With much of the country going on with their normal lives, the Biden administration has not signaled a return to emphasizing restrictions like mask mandates, though health officials on Tuesday did mention that masks offer protection.  

“Each individual is making these decisions rather than political leaders,” said Michaud, of the Kaiser Family Foundation, speaking of the new COVID-19 era. “It’s kind of up to you, for better or for worse, to decide if you want to wear a mask, if you want to avoid social gatherings.”  

Leana Wen, a public health professor at George Washington University, said steps like that should be reserved for people at particularly high risk who are worried about getting infected at all.   

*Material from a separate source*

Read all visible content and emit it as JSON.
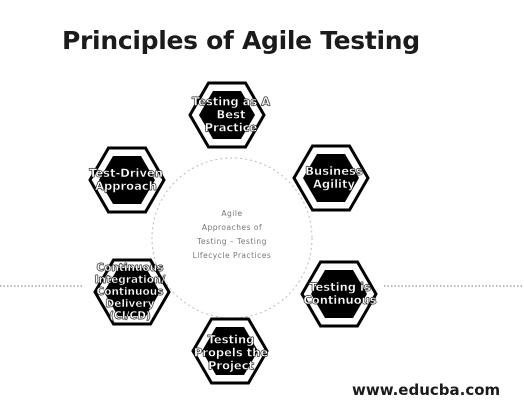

Pfizer and Moderna are working on updated vaccines that will better target BA.5, but those are not expected to be available until the fall at the earliest.   

TOPSHOT – Jose Vatres (R) holds his son Aidin who reacts as nurse practitioner Alexander Panis (L) takes a nasal swab sample to test for COVID-19 at a mobile testing station in a public school parking area in Compton, California, just south of Los Angeles, on April 28, 2020. (Photo by ROBYN BECK/AFP via Getty Images)

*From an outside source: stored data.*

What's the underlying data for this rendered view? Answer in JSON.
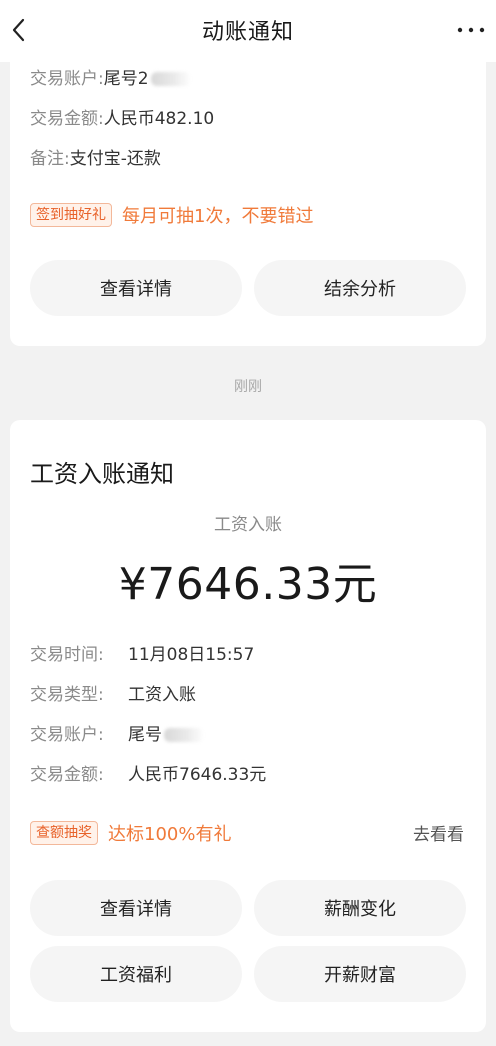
{
  "nav": {
    "title": "动账通知"
  },
  "card1": {
    "account_label": "交易账户:",
    "account_value": "尾号2",
    "amount_label": "交易金额:",
    "amount_value": "人民币482.10",
    "note_label": "备注:",
    "note_value": "支付宝-还款",
    "badge": "签到抽好礼",
    "promo_text": "每月可抽1次，不要错过",
    "buttons": [
      "查看详情",
      "结余分析"
    ]
  },
  "time_label": "刚刚",
  "card2": {
    "title": "工资入账通知",
    "subtitle": "工资入账",
    "amount": "¥7646.33元",
    "rows": [
      {
        "label": "交易时间:",
        "value": "11月08日15:57"
      },
      {
        "label": "交易类型:",
        "value": "工资入账"
      },
      {
        "label": "交易账户:",
        "value": "尾号"
      },
      {
        "label": "交易金额:",
        "value": "人民币7646.33元"
      }
    ],
    "badge": "查额抽奖",
    "promo_text": "达标100%有礼",
    "go_see": "去看看",
    "buttons": [
      "查看详情",
      "薪酬变化",
      "工资福利",
      "开薪财富"
    ]
  },
  "colors": {
    "accent_orange": "#f07a3a",
    "badge_bg": "#fff2ea",
    "page_bg": "#f2f2f2"
  },
  "icons": [
    "back-arrow-icon",
    "more-dots-icon"
  ]
}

In the meantime, health officials say people should not wait for the updated shot and should get their booster now, which will not prevent getting the newer vaccine once it is available.   

“If you are vaccinated and boosted, the vaccines are still doing their job, which is to prevent you from becoming severely ill,” she said.   

“The reason to get a booster now is to prevent infection now,” CDC Director Rochelle Walensky said. “There’s a lot of infection now, an increasing number of hospitalizations now.”